Having recently purchased a new pellet stove, I quickly found myself facing an issue that just about all pellet stove owners face – where the heck do you store all those bags of pellets?
Some store them outdoors – which if fine if you provide them a little extra protection. The plastic outer shrouding can definitely withstand a season outdoors. But who wants to trek through snow and ice to get a bag of pellets? I would rather be able to grab them in my socks.
Basements are also popular storage areas. But mine is so full of junk… I mean special keepsakes that my wife could never part with…that I literally have no room for three tons of pellets.
So I decided to make my garage work.
But like most garages, mine was already fully packed with stuff – bikes, mowers, tools, toys – and two large cars to boot. So my first step was a little exercise in organization followed by a couple trips to the dump. I know some folks simply have the skids delivered right into the garage using a pallet jack (which woodpellets.com offers in many areas). But the dimensions of the skids would have meant that they would have stuck out into the garage more than I liked.
My chosen spot was the back wall – which left me about six feet of space to work with. And with 3 tons of premium softwood LG Granules sitting in my driveway, I needed to plan this a little cautiously in order to get them to all to fit into this tight space.
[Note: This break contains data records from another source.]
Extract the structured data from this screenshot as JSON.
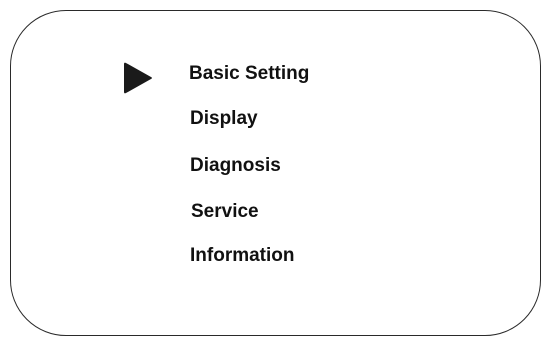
{
  "menu": {
    "items": [
      {
        "label": "Basic Setting",
        "selected": true
      },
      {
        "label": "Display",
        "selected": false
      },
      {
        "label": "Diagnosis",
        "selected": false
      },
      {
        "label": "Service",
        "selected": false
      },
      {
        "label": "Information",
        "selected": false
      }
    ]
  },
  "selector": {
    "icon": "triangle-pointer-icon",
    "color": "#1a1a1a"
  }
}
I started by laying out the bags in this formation (against the back wall). I did put down a sheet of cardboard in case water was spilled nearby. But I didn’t want to use anything taller for fear that my pile would be too high to reach.
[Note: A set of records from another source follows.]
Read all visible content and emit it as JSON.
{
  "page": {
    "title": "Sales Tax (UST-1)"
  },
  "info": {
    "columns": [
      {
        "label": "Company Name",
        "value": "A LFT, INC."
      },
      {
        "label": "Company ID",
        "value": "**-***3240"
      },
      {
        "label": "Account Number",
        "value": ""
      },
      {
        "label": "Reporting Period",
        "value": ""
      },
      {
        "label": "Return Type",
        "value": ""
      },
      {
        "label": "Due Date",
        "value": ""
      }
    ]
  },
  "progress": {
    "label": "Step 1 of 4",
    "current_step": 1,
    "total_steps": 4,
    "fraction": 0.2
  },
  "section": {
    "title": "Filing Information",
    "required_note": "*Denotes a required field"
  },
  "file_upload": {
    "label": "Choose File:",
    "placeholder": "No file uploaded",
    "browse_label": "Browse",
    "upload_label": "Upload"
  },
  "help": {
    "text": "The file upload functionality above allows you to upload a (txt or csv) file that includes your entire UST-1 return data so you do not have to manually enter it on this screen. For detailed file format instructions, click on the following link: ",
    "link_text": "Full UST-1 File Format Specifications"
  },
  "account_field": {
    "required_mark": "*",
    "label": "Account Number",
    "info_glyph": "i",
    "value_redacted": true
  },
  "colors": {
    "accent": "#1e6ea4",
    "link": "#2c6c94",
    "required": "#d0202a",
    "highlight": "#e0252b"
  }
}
The five bags in the top of the picture fit my width requirements perfectly – six feet. But the bottom 4 bags needed a little bit of finessing to get them laid out right. What I did was push them a little closer together to get them to fit into the same width.
Next, I did the same exact thing on the second layer – but in reverse. The five bags where in front, and the four in the back.
I also made sure that my base was very flat and stable. I physically smoothed out each bag to give it a more flat surface on which to stack the next layer.
In addition, I molded the bags a bit to give the bags in the front a little more bulk. Because I have young children, the last thing I wanted was for this heavy pile to fall into the garage. By building the front row a little higher (bulkier), I was able to get the stack to lean a bit towards the wall – and eliminate any concerns for safety. In less than an hour, all the pellet bags were stacked.
It took 17 layers with 9 bags in each layer (except for the top layer which only had 6 ) for a total of 150 bags (three whole tons). They were stacked in approximately the same space occupied by two home depot shelves. In addition to having them neatly stacked and out of the way, I still have some storage space on top of the pile!